Lying down next to Paul, Emily measured herself by him. They aligned their torsos and their feet and their hands. Emily was five four then, and she is still five four, too short to be tall and too tall to be short. She is an in-between girl. Emily has always sat, if given a choice, in between other students, not in the front, not in a corner. Her teachers call on her because she’s the one they see when they look out. And that’s okay because Emily usually has an answer, even in subjects she doesn’t care for, such as trigonometry. She is not short of opinions, and she has some ideas about a good many things, but she hasn’t a clue as to how her days with Paul spiraled away from her so fast and so final.
It isn’t Paul’s touch that she misses the most.
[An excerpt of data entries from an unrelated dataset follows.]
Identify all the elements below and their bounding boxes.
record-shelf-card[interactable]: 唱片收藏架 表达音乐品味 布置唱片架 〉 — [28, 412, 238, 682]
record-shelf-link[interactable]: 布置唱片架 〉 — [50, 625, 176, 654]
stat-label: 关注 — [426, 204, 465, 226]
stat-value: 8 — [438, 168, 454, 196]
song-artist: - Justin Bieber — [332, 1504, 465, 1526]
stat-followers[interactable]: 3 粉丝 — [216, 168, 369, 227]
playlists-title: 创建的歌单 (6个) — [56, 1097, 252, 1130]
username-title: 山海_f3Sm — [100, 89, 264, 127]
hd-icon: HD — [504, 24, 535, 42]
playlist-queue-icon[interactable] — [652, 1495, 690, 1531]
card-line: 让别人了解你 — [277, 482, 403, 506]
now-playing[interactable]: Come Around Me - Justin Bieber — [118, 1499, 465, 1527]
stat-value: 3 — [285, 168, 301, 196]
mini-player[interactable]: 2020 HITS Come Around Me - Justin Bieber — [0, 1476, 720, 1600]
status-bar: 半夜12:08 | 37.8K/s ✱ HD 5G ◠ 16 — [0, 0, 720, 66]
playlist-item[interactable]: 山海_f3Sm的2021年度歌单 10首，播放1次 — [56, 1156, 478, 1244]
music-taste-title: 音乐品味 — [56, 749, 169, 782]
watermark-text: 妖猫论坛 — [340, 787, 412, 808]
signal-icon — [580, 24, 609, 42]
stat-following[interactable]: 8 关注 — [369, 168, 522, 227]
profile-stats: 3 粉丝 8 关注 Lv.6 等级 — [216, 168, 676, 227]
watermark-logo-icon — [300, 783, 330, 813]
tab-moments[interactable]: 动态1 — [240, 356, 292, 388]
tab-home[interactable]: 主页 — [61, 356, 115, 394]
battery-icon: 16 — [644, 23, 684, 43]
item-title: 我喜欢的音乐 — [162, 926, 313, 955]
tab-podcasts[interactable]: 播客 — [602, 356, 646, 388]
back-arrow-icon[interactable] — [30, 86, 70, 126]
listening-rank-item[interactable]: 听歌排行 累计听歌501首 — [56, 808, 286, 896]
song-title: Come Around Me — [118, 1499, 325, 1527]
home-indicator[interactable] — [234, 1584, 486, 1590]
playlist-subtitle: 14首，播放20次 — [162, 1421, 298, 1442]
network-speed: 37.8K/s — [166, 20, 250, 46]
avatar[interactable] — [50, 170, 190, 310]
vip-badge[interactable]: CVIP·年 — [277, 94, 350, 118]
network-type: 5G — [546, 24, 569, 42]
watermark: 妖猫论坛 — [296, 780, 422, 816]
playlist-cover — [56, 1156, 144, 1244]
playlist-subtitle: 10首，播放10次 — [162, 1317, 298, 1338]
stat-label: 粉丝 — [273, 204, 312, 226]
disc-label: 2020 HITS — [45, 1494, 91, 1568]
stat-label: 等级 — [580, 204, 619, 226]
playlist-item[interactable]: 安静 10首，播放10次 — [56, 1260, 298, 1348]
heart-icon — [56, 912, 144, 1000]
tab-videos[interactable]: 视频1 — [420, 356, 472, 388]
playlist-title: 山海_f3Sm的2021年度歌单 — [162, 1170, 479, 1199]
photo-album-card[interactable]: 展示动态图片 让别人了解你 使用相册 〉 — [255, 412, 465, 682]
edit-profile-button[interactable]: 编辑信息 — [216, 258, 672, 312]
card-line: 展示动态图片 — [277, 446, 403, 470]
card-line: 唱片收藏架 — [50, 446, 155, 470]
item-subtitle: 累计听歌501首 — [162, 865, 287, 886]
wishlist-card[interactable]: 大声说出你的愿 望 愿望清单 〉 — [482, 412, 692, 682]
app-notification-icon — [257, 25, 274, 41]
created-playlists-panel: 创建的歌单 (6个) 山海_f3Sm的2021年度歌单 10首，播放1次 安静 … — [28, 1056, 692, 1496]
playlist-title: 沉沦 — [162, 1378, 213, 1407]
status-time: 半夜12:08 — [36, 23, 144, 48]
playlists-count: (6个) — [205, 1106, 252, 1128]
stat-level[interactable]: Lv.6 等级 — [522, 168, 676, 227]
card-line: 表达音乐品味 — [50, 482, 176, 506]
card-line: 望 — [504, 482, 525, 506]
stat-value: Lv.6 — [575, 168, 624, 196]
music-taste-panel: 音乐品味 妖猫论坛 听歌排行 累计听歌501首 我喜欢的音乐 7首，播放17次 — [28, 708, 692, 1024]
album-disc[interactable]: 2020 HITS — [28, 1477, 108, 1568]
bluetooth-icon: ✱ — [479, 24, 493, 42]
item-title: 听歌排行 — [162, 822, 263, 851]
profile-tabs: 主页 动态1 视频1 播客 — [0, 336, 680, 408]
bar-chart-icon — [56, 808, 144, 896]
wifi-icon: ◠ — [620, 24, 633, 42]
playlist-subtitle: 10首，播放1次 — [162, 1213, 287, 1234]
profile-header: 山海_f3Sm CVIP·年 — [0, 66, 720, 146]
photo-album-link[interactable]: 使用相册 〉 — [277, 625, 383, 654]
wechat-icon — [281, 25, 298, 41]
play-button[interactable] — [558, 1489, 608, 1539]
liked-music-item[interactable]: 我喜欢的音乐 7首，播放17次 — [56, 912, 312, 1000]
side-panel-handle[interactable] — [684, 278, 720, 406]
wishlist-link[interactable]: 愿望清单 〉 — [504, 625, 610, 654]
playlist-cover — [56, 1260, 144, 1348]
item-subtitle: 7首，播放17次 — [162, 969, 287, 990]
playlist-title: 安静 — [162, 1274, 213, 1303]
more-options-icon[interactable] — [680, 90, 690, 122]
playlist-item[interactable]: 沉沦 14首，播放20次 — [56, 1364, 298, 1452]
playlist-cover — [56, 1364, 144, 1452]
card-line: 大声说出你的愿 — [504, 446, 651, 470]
It’s the smell of his truck: Old Spice and pine trees and brown leaves and apples. The smell of childhood and adulthood, rolled into one. There are places she needs to see again in the light of day, the graveled lanes and pull-offs where she and Paul had parked and made out. But for now, the walks at dusk through the streets of Amherst will have to do.
• • •
Emily wanders into the drugstore on Main Street to buy K.T. a small Valentine’s Day gift. As Emily turns into the makeup aisle, she sees a girl with hair like wheat pick up a lipstick and tuck it in her purse. Emily makes a beeline toward her, and the girl whips around. It’s like a scene out of a Western. Shoot-out at the O.K. Corral.
r /> For the first time since Paul died, Emily feels powerful. She doesn’t know who this pretty girl is, not yet, but she feels like she could kick her to Boston and back.
“I saw what you did,” says Emily.
The girl plays dumb. “What do you mean?”
“You know what I mean. Put it back.”
The girl reaches into her purse for the lipstick and returns it to the shelf. As she brushes the curtain of hair away from her face, Emily recognizes her.
“Are you going to rat me out?” the girl asks.
“I haven’t decided.”
“I put it back. The manager might not even believe you if you told on me.”
“But then again, he might,” says Emily.
“Assuming it’s a ‘he,’ ” says the girl. “You’re in my French class, aren’t you? You’re that new girl.”
“Oui,” says Emily.
The girl makes a quick survey of the aisle. “If you say a word, I’ll get kicked out.”
Emily raises her eyebrows and swivels, but an untied bootlace trips her up, and the girl reaches out to keep her from falling.
“It was just a dumb lipstick,” the girl says. Fear blazes in the girl’s brown eyes, and the way the girl is still holding on to Emily’s wrist—the way a small child would grip a mother—stops Emily from saying anything.
The girl follows Emily out of the drugstore. Why should this thief of a girl get off scot-free? She walks until she gets to the bench across the street from the Emily Dickinson House, and the girl sits down right beside her. It isn’t until she reaches into her coat pocket for the pack of cigarettes and the matchbook she found on the bathroom floor in Hart Hall that she realizes that she forgot to get K.T. a Valentine’s gift. After the wind blows out three matches, Emily finally gets one lit, touching it to the cigarette sticking straight out of her mouth. She inhales and coughs out.
“My name’s Amber Atkins,” the girl says.
“Emily Beam,” says Emily in between coughs.
Amber points across the street. “Were you named after her?”
“Are you kidding? My parents probably never read a poem in their entire lives.”